You don’t allow yourself to “forget” about making a special discount on holidays and certain weekends. Because if you don’t make a discount on your products or services during the holidays, especially if you’re a startup, then you’re voluntarily sending your customers to your competition. How can you be oblivious to the needs of the market? If you didn’t detect that you should advertise a special discount on holidays, then what are you doing at your business? What marketing strategies are you using then?
In fact, if you forgot or didn’t think about promoting your business, then you probably don’t care about it. It’s not personal enough to you. You’re like an employee that works at a franchise fast food restaurant. You could care less if more customers showed up. It’s not personal enough to you.
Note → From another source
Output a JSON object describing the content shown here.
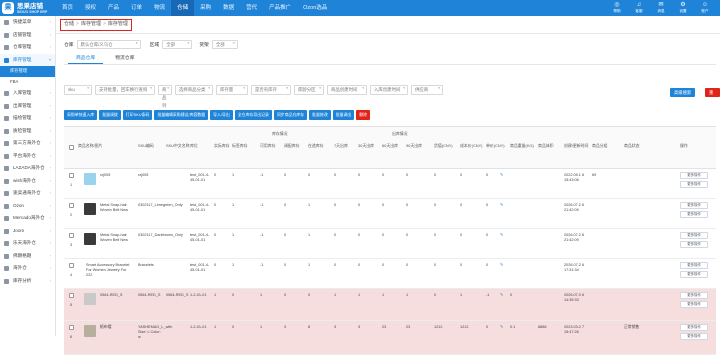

But if you want your business to succeed, you have to take each failure very, very personally.
2. The Psychology of Perseverance
- Self-commitment
In order to follow through on your business goals, you must be absolutely %100 committed to your business.
You have to be obsessed with it. Everything you see around you must remind your of your business or point to your business in some way. You must constantly think of ways to improve your sales process and your sales pitch. You must constantly think of ways to become more productive and more efficient. You must micro-manage every detail of it.
Moreover, self-commitment means that no matter how much rejection and discouragement you experience, none of it can stop you or slow you down. You must believe that your business will not exist without you. You are the business. You are the product and you’re fully invested in its success.
You have to give it everything you have AND more.
- Self-accountability
Sticking to your business goals (and habits for that matter) requires accountability. If the business is personal enough to you, as I mentioned above, then you will by default hold yourself accountable.
But you should also track whether or not you’re sticking to your daily/weekly/monthly business goals. In fact without tracking your goals and productivity, you might convince yourself that you’re doing everything you can and using your time as efficiently as possible when you’re really not. People do that all the time.
But I ask them: without a tracking mechanism, how can you determine that you’ve used your time effectively?
Without hard data and without numbers, your guess is as wild as anyone’s guess.
If you’ve been following my blog, then you’re probably aware that I am committed to writing every single day for 90 days in a row. My daily goal is to write at least 1000 words and I’ve been doing so every day for the past 57 days. But even though working on my goals is automatic at this point, I nevertheless keep track of my progress every day. And I do so because if I slip, I need to know where, how, when, and why, and what exactly I need to do to fix it.
Why do I do this?
Because it’s personal.
And because it’s personal, getting off track is not an option for me either.
I don’t believe in excuses. I don’t believe in hard times. And I don’t believe in failure.
I only believe in getting the job done.
I believe in results.
…How committed are you to your business?